6 Mayıs 2024 - Hoş geldiniz

CENGİZ ÖKSÜZ YAZDI- ÖĞRENCİYE SOBA YAKMAYI ÖĞRETEN MİLLİ EĞİTİM BAKANI

Ana Sayfa » EĞİTİM » CENGİZ ÖKSÜZ YAZDI- ÖĞRENCİYE SOBA YAKMAYI ÖĞRETEN MİLLİ EĞİTİM BAKANI

Eklenme : 15.07.2022 - 9:38

CENGİZ ÖKSÜZ YAZDI- ÖĞRENCİYE SOBA YAKMAYI ÖĞRETEN MİLLİ EĞİTİM BAKANI

 

Köy Enstitüleri ülkemizde giderek daha çok ilgi görüyor. Bu, bize mutluluk veriyor. Umuyoruz ve inanıyoruz ki bir gün gelecek Köy Enstitülerinin eğitim anlayışı ülkemizde yeniden uygulanacak.

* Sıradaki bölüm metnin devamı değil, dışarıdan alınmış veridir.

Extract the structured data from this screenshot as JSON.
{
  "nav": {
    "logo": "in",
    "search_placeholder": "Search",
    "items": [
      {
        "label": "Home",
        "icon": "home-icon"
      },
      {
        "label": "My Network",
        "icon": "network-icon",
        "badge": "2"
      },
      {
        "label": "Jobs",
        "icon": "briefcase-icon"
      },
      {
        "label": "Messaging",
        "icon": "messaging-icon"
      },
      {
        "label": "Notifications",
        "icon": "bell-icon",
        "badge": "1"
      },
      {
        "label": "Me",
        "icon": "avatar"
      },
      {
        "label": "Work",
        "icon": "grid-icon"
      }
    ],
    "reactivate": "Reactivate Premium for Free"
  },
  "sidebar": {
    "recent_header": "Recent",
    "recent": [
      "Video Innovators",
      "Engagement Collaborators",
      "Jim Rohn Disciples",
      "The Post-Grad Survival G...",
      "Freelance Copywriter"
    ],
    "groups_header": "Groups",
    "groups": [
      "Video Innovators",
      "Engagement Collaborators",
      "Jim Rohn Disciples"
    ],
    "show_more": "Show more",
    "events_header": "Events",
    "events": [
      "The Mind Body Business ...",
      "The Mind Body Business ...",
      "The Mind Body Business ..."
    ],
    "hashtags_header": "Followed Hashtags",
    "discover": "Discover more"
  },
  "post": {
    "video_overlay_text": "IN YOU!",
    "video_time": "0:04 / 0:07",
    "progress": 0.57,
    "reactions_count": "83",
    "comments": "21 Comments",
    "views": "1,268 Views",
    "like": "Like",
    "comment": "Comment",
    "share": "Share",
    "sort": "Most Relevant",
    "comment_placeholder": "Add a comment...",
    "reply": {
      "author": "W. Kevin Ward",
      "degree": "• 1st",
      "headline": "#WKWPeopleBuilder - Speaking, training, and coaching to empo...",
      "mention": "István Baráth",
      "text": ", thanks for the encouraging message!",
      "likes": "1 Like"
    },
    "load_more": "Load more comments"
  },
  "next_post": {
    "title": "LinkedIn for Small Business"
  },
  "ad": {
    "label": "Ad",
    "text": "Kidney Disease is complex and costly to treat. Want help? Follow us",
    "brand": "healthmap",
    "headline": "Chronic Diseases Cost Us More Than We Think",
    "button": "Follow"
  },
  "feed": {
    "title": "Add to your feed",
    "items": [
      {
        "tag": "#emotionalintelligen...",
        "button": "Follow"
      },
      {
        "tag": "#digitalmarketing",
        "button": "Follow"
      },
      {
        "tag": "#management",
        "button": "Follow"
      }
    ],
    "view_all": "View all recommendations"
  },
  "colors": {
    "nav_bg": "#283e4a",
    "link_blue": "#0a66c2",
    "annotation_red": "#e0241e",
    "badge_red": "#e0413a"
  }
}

Köy Enstitüleri bilindiği gibi uygulamalı eğitim yapıyordu. Ezber, bu kurumlarda öğretim yöntemi olarak asla kullanılmıyordu.  İsmail Hakkı Tonguç’un, iş içinde, iş için, iş aracılığıyla ilkesi öğretimde uygulanan temel yöntemdi.

Köy Enstitülerinde demokratik eğitim yapılıyordu. Demokratik eğitim aracılığıyla öğrencinin kendine yetmesi, ilgi ve yeteneğinin ortaya çıkması, kişiliğinin gelişmesi sağlanıyordu. Bu kurumlarda, ‘iş’in öğrencilerle birlikte planlanması, öğrencinin yönetime katılması, öğrenciye görev ve yetki verilmesi temel ilkeydi. Öğrenci azarlanmaz, dövülmez, küçük düşürülecek şekilde cezalandırılmazdı.

Demokratik eğitim konusunda Hasan Ali Yücel şunları söylüyor:

‘ Demokratik eğitimden amaç, iyi vatandaş ve iyi insan yetiştirmektir. Fakat bu anlayışta iyi vatandaş ve iyi insan ancak özgür olarak yetiştirilebilen insandır. Çünkü demokrat toplumda belirli bir sınıf, tüm topluma egemen değildir. Özgür memleketlerde bütün vatandaşların çocukları özgür insan olarak yetiştirilmek üzere ele alınır. Eğitim, kişide kişiliğin oluşumunu ve bunun için yeteneklerinin gelişmesini sağlamak için verilir. ‘ ( Hasan Ali Yücel Sempozyumu, bildiriler, s.362)

Enstitülerde öğretmen derste kılavuzluk yapıyordu. İş ve ders birlikte planlandığı için öğrencilerin de öğretmenler kadar yetkileri ve sorumlulukları vardı. Bir olumsuzlukta yöneticiler ve öğretmenler öğrenciye kızmadan,  bağırıp çağırmadan yol, yöntem gösteriyorlardı. Bu yöntem öğrencilerin kişiliğini ezmeden ustalıkla yürütülüyordu. Kendi el emeği ile değer yaratan öğrenciler yarattıkları değerden mutlu oluyorlardı. Değer yalnız not almak için değildi, yaratılan ürün işe yarıyordu. İşe yaramak öğrencileri hem güdülüyordu hem de özgüvenlerini güçlendiriyordu.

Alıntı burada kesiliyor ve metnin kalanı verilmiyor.